Le garçon aux yeux clairs sortit de la pièce, Kate était confuse. Son comportement n'avait aucun sens. La jeune femme s'assoupit en attendant ses soins, un sentiment familier l'envahit. Elle se sentit littéralement soulevée par des nuages, elle regarda autour d'elle, c'étaient bien des cumulonimbus. Après quelques secondes, ses pieds touchèrent enfin le sol.

Kate reconnut la personne en face d'elle qui la fixait, l'air désapprobateur.

— Kate, tu ne m'as pas écoutée.

— Ça ne va pas recommencer. Normalement ce genre de cauchemars bizarres, on les fait une seule fois, on ne les continue pas.

— Ça va être plus compliqué que ce que je pensais, fit la vieille femme, en soufflant longuement.

— S'il vous plaît, faites que je me réveille comme la dernière fois. Je n'ai pas le temps pour tout ça en ce moment.

— Je ne contrôle rien. C'est ton don, pas le mien. Je suis là, parce que tu en as besoin et que tu es totalement en dehors du chemin que tu devrais suivre.

— Le chemin que je devrais suivre ? ria Kate, mon inconscient est très philosophique. Donc quoi, je devrais me concentrer sur Peter plutôt que sur Matt, c'est ça ?

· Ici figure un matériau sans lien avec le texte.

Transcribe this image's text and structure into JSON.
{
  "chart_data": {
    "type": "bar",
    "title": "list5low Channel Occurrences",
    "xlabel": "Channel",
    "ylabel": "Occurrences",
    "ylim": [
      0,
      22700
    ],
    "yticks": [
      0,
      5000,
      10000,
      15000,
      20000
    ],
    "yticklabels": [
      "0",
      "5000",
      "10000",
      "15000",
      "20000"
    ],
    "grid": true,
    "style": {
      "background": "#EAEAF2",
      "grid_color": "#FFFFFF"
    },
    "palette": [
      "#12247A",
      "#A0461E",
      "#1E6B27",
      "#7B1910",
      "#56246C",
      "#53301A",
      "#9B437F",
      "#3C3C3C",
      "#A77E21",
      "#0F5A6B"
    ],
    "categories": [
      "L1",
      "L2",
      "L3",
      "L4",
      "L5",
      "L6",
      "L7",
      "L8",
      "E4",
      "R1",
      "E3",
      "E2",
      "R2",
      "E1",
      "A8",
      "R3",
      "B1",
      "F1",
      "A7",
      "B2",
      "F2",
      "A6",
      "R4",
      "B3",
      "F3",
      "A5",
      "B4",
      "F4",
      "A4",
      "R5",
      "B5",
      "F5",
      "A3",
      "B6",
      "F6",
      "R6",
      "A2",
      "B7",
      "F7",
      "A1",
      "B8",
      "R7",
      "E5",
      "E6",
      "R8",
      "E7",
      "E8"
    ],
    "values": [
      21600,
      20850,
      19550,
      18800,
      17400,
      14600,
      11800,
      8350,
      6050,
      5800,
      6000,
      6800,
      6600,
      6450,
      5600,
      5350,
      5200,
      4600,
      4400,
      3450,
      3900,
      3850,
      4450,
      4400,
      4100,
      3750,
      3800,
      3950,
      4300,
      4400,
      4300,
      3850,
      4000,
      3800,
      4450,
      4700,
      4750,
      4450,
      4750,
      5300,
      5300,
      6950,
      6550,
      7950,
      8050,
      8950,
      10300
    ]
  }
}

— Je ne suis pas là pour t'aider en matière de garçon. En tout cas, pas pour le moment. Je suis là pour que tu réalises qui tu es et quelles sont tes capacités. Ton prochain voyage risque d'arriver dans peu de temps et nous ne savons pas dans quel endroit tu vas atterrir. C'est très dangereux, surtout si tu ne connais pas les règles et que tu ne sais pas contrôler tes passages.

— Comment vous voulez que je croie ça ?

— Tu te souviens lorsque tu étais à Pitisburg, des souvenirs de ton enfance te sont revenus.

— Oui, mais.

— Tu te souviens de tes parents ? l'interrompit-elle.